Would you believe that Norwegians are paying $6.66 a gallon for gasoline? Most
of them pay it with barely a whimper, although the Norwegian Automobile Association has said, “Enough is enough.”
Two-thirds of that high price is in taxes, imposed in a deliberate effort to hold back gasoline consumption, The New York Times reported from Oslo.
It noted that Norway is the world’s third largest oil exporter, behind Saudi Arabia and Russia. Yet Norway is the only oil-rich country that tries so hard to curtail the use of gasoline.
Compare Norway’s $6.66 a gallon with the current average of $2.26 in the United States. Compare, too, Norway’s 1.9 gallons per person per day consumption rate with the U.S. rate of 2.9, according to a Times tabulation.

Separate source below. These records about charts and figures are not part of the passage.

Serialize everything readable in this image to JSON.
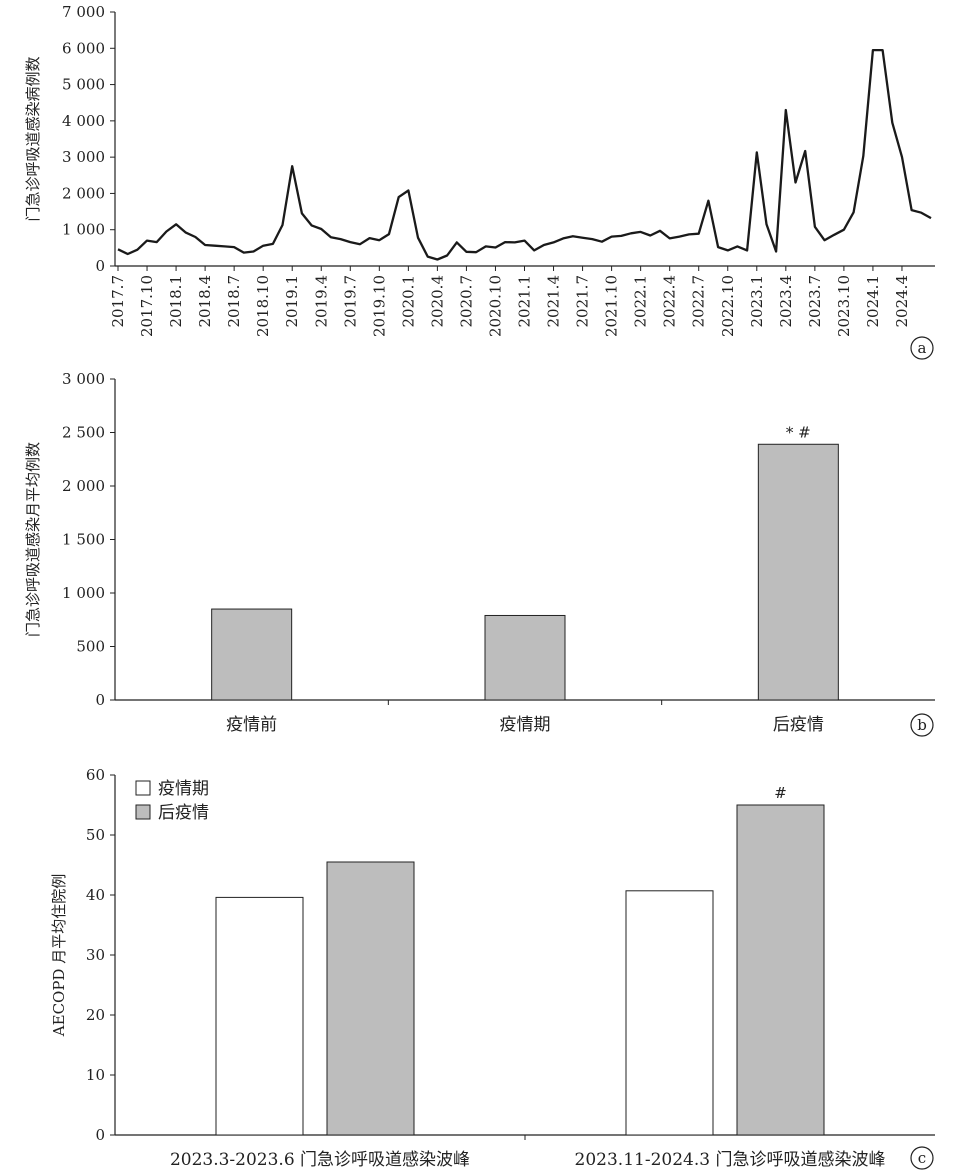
{
  "chart_data": [
    {
      "panel": "a",
      "type": "line",
      "ylabel": "门急诊呼吸道感染病例数",
      "ylim": [
        0,
        7000
      ],
      "yticks": [
        "0",
        "1 000",
        "2 000",
        "3 000",
        "4 000",
        "5 000",
        "6 000",
        "7 000"
      ],
      "xtick_labels": [
        "2017.7",
        "2017.10",
        "2018.1",
        "2018.4",
        "2018.7",
        "2018.10",
        "2019.1",
        "2019.4",
        "2019.7",
        "2019.10",
        "2020.1",
        "2020.4",
        "2020.7",
        "2020.10",
        "2021.1",
        "2021.4",
        "2021.7",
        "2021.10",
        "2022.1",
        "2022.4",
        "2022.7",
        "2022.10",
        "2023.1",
        "2023.4",
        "2023.7",
        "2023.10",
        "2024.1",
        "2024.4"
      ],
      "start_month": "2017.7",
      "values": [
        460,
        330,
        450,
        700,
        660,
        950,
        1150,
        920,
        800,
        580,
        560,
        540,
        520,
        370,
        400,
        560,
        610,
        1130,
        2750,
        1450,
        1120,
        1020,
        790,
        740,
        660,
        600,
        770,
        710,
        880,
        1900,
        2080,
        780,
        260,
        180,
        290,
        650,
        390,
        380,
        540,
        510,
        660,
        650,
        700,
        430,
        580,
        650,
        760,
        820,
        780,
        740,
        670,
        810,
        830,
        900,
        940,
        840,
        970,
        760,
        810,
        870,
        890,
        1800,
        520,
        430,
        540,
        430,
        3130,
        1150,
        400,
        4300,
        2300,
        3170,
        1080,
        710,
        860,
        1000,
        1480,
        3030,
        5950,
        5950,
        3950,
        3000,
        1540,
        1470,
        1320
      ]
    },
    {
      "panel": "b",
      "type": "bar",
      "ylabel": "门急诊呼吸道感染月平均例数",
      "ylim": [
        0,
        3000
      ],
      "yticks": [
        "0",
        "500",
        "1 000",
        "1 500",
        "2 000",
        "2 500",
        "3 000"
      ],
      "categories": [
        "疫情前",
        "疫情期",
        "后疫情"
      ],
      "values": [
        850,
        790,
        2390
      ],
      "annotations": [
        "",
        "",
        "* #"
      ]
    },
    {
      "panel": "c",
      "type": "bar",
      "ylabel": "AECOPD 月平均住院例",
      "ylim": [
        0,
        60
      ],
      "yticks": [
        "0",
        "10",
        "20",
        "30",
        "40",
        "50",
        "60"
      ],
      "categories": [
        "2023.3-2023.6 门急诊呼吸道感染波峰",
        "2023.11-2024.3 门急诊呼吸道感染波峰"
      ],
      "series": [
        {
          "name": "疫情期",
          "values": [
            39.6,
            40.7
          ],
          "color": "#ffffff"
        },
        {
          "name": "后疫情",
          "values": [
            45.5,
            55.0
          ],
          "color": "#bdbdbd"
        }
      ],
      "annotations": [
        "",
        "#"
      ],
      "legend_position": "top-left"
    }
  ],
  "panel_labels": [
    "a",
    "b",
    "c"
  ],
  "colors": {
    "bar_fill": "#bdbdbd",
    "line": "#1a1a1a",
    "axis": "#222222"
  }
}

Norway’s low consumption is due partly to its high gasoline tax but also to a low rate of car ownership and the fact that most of the vehicles are fuel-efficient rather than gas-guzzling sport utility vehicles and pickups. That last bit isn’t by accident. Norway taxes each car up to $395 a year and Oslo has a tax of $160 a year on a car with studded tires. Also, Norway has no automobile manufacturing industry and taxes SUVs at a higher rate than compact cars. The Times says that a Toyota Land Cruiser that costs $60,000 in the United States could sell for $100,000 in Norway.

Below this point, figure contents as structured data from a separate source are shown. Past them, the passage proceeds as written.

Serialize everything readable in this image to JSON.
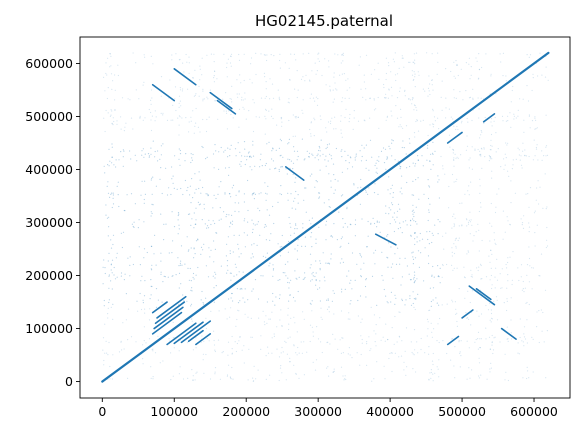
{
  "chart_data": {
    "type": "scatter",
    "title": "HG02145.paternal",
    "xlabel": "",
    "ylabel": "",
    "xlim": [
      -31000,
      650000
    ],
    "ylim": [
      -31000,
      650000
    ],
    "x_ticks": [
      0,
      100000,
      200000,
      300000,
      400000,
      500000,
      600000
    ],
    "y_ticks": [
      0,
      100000,
      200000,
      300000,
      400000,
      500000,
      600000
    ],
    "x_tick_labels": [
      "0",
      "100000",
      "200000",
      "300000",
      "400000",
      "500000",
      "600000"
    ],
    "y_tick_labels": [
      "0",
      "100000",
      "200000",
      "300000",
      "400000",
      "500000",
      "600000"
    ],
    "grid": false,
    "color": "#1f77b4",
    "series": [
      {
        "kind": "diagonal",
        "points": [
          [
            0,
            0
          ],
          [
            620000,
            620000
          ]
        ]
      },
      {
        "kind": "segments",
        "segments": [
          [
            [
              70000,
              90000
            ],
            [
              110000,
              130000
            ]
          ],
          [
            [
              72000,
              100000
            ],
            [
              112000,
              140000
            ]
          ],
          [
            [
              74000,
              110000
            ],
            [
              114000,
              150000
            ]
          ],
          [
            [
              76000,
              120000
            ],
            [
              116000,
              160000
            ]
          ],
          [
            [
              70000,
              130000
            ],
            [
              90000,
              150000
            ]
          ],
          [
            [
              90000,
              70000
            ],
            [
              130000,
              110000
            ]
          ],
          [
            [
              100000,
              72000
            ],
            [
              140000,
              112000
            ]
          ],
          [
            [
              110000,
              74000
            ],
            [
              150000,
              114000
            ]
          ],
          [
            [
              120000,
              76000
            ],
            [
              140000,
              96000
            ]
          ],
          [
            [
              130000,
              70000
            ],
            [
              150000,
              90000
            ]
          ],
          [
            [
              255000,
              405000
            ],
            [
              280000,
              380000
            ]
          ],
          [
            [
              380000,
              278000
            ],
            [
              408000,
              258000
            ]
          ],
          [
            [
              150000,
              545000
            ],
            [
              180000,
              515000
            ]
          ],
          [
            [
              160000,
              530000
            ],
            [
              185000,
              505000
            ]
          ],
          [
            [
              510000,
              180000
            ],
            [
              545000,
              145000
            ]
          ],
          [
            [
              520000,
              175000
            ],
            [
              540000,
              155000
            ]
          ],
          [
            [
              70000,
              560000
            ],
            [
              100000,
              530000
            ]
          ],
          [
            [
              100000,
              590000
            ],
            [
              130000,
              560000
            ]
          ],
          [
            [
              555000,
              100000
            ],
            [
              575000,
              80000
            ]
          ],
          [
            [
              480000,
              450000
            ],
            [
              500000,
              470000
            ]
          ],
          [
            [
              530000,
              490000
            ],
            [
              545000,
              505000
            ]
          ],
          [
            [
              480000,
              70000
            ],
            [
              495000,
              85000
            ]
          ],
          [
            [
              500000,
              120000
            ],
            [
              515000,
              135000
            ]
          ]
        ]
      },
      {
        "kind": "background_dots",
        "description": "sparse scattered alignment dots covering the plot, denser in 0-460000 y band and 0-500000 x band"
      }
    ]
  }
}
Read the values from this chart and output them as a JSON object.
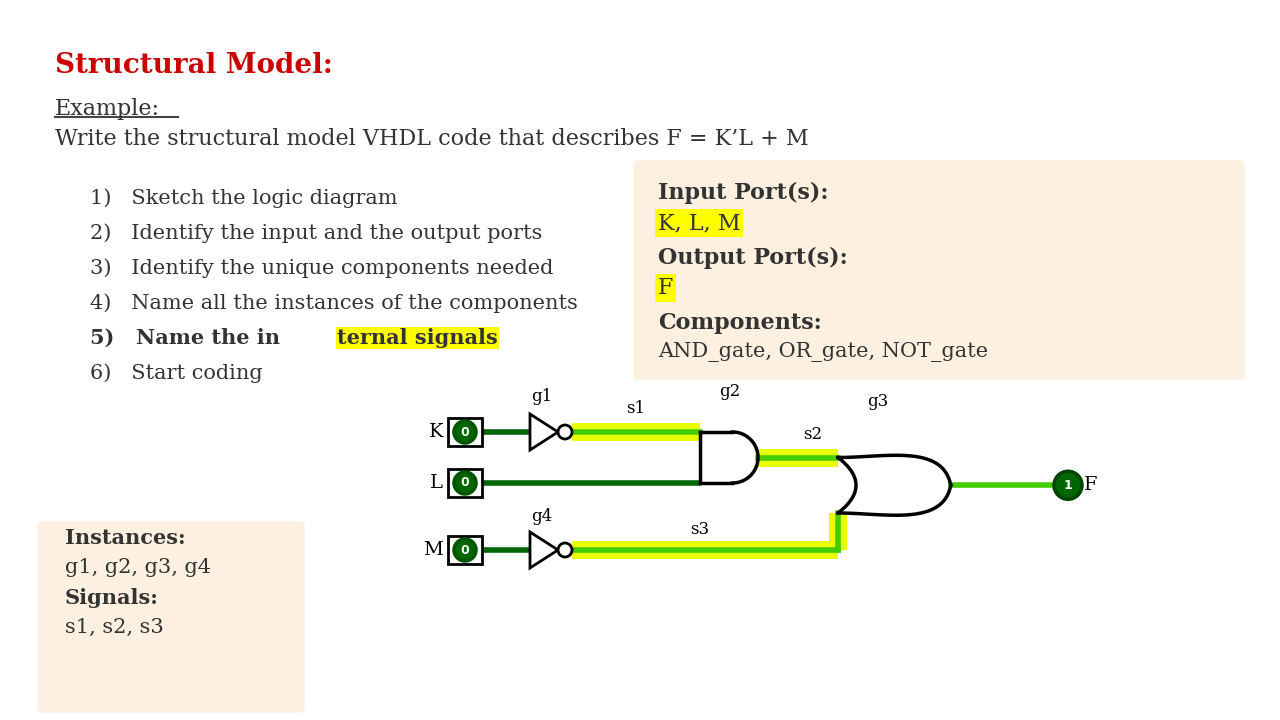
{
  "title": "Structural Model:",
  "title_color": "#cc0000",
  "bg_color": "#ffffff",
  "example_text": "Example:",
  "problem_text": "Write the structural model VHDL code that describes F = K’L + M",
  "right_box_color": "#fdf0e0",
  "right_box_title": "Input Port(s):",
  "right_box_inputs": "K, L, M",
  "right_box_output_title": "Output Port(s):",
  "right_box_output": "F",
  "right_box_comp_title": "Components:",
  "right_box_comp": "AND_gate, OR_gate, NOT_gate",
  "left_box_color": "#fdf0e0",
  "instances_title": "Instances:",
  "instances_text": "g1, g2, g3, g4",
  "signals_title": "Signals:",
  "signals_text": "s1, s2, s3",
  "highlight_yellow": "#ffff00",
  "wire_green_dark": "#006600",
  "wire_green_bright": "#44cc00",
  "signal_yellow": "#e8ff00",
  "node_fill": "#008800"
}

A right-wing party in the Norwegian Parliament, the Progress Party, keeps calling for a reduction in gasoline prices. But the government sticks to its policy of using the tax revenues to support social benefits. A senior research economist at the Institute of Transport Economics in Oslo said in the news story, “Our government has been grateful to use the automobile as a supreme tax object.”

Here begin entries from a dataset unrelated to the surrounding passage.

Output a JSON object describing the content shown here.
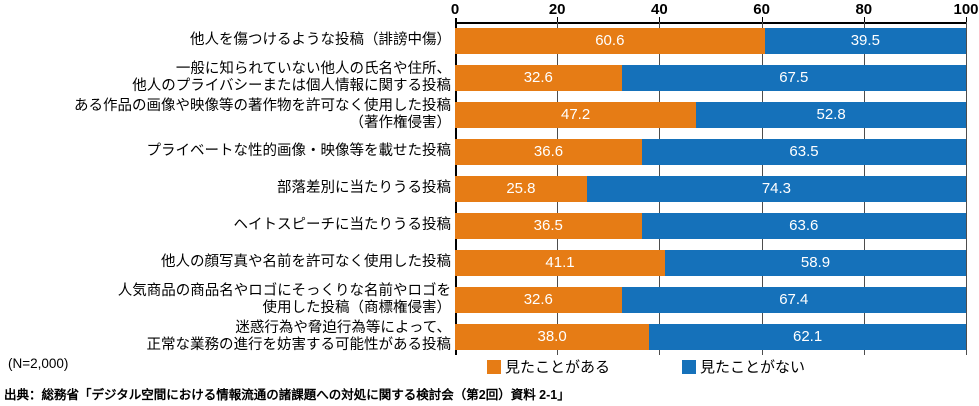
{
  "chart_data": {
    "type": "bar",
    "orientation": "horizontal",
    "stacked": true,
    "title": "",
    "xlabel": "",
    "ylabel": "",
    "xlim": [
      0,
      100
    ],
    "x_ticks": [
      "0",
      "20",
      "40",
      "60",
      "80",
      "100"
    ],
    "grid": true,
    "legend_position": "bottom",
    "categories": [
      "他人を傷つけるような投稿（誹謗中傷）",
      "一般に知られていない他人の氏名や住所、他人のプライバシーまたは個人情報に関する投稿",
      "ある作品の画像や映像等の著作物を許可なく使用した投稿（著作権侵害）",
      "プライベートな性的画像・映像等を載せた投稿",
      "部落差別に当たりうる投稿",
      "ヘイトスピーチに当たりうる投稿",
      "他人の顔写真や名前を許可なく使用した投稿",
      "人気商品の商品名やロゴにそっくりな名前やロゴを使用した投稿（商標権侵害）",
      "迷惑行為や脅迫行為等によって、正常な業務の進行を妨害する可能性がある投稿"
    ],
    "category_lines": [
      [
        "他人を傷つけるような投稿（誹謗中傷）"
      ],
      [
        "一般に知られていない他人の氏名や住所、",
        "他人のプライバシーまたは個人情報に関する投稿"
      ],
      [
        "ある作品の画像や映像等の著作物を許可なく使用した投稿",
        "（著作権侵害）"
      ],
      [
        "プライベートな性的画像・映像等を載せた投稿"
      ],
      [
        "部落差別に当たりうる投稿"
      ],
      [
        "ヘイトスピーチに当たりうる投稿"
      ],
      [
        "他人の顔写真や名前を許可なく使用した投稿"
      ],
      [
        "人気商品の商品名やロゴにそっくりな名前やロゴを",
        "使用した投稿（商標権侵害）"
      ],
      [
        "迷惑行為や脅迫行為等によって、",
        "正常な業務の進行を妨害する可能性がある投稿"
      ]
    ],
    "series": [
      {
        "name": "見たことがある",
        "color": "#E67C15",
        "values": [
          60.6,
          32.6,
          47.2,
          36.6,
          25.8,
          36.5,
          41.1,
          32.6,
          38.0
        ],
        "labels": [
          "60.6",
          "32.6",
          "47.2",
          "36.6",
          "25.8",
          "36.5",
          "41.1",
          "32.6",
          "38.0"
        ]
      },
      {
        "name": "見たことがない",
        "color": "#1571BA",
        "values": [
          39.5,
          67.5,
          52.8,
          63.5,
          74.3,
          63.6,
          58.9,
          67.4,
          62.1
        ],
        "labels": [
          "39.5",
          "67.5",
          "52.8",
          "63.5",
          "74.3",
          "63.6",
          "58.9",
          "67.4",
          "62.1"
        ]
      }
    ]
  },
  "legend": {
    "items": [
      {
        "label": "見たことがある",
        "color": "#E67C15"
      },
      {
        "label": "見たことがない",
        "color": "#1571BA"
      }
    ]
  },
  "footnotes": {
    "sample_size": "(N=2,000)",
    "source": "出典：総務省「デジタル空間における情報流通の諸課題への対処に関する検討会（第2回）資料 2-1」"
  }
}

In contrast, the United States had the cheapest gasoline prices of 27 major industrial countries, according to a recent survey by the International Energy Agency. It said taxes account for only 20 percent of the price of gasoline in the United States.
If President Bush really wanted to make the United States energy independent, he could risk heavy opposition from U.S. oil companies and automobile manufacturers by pressing for more energy-efficient vehicles, instead of concentrating on how to reduce the price at the pump.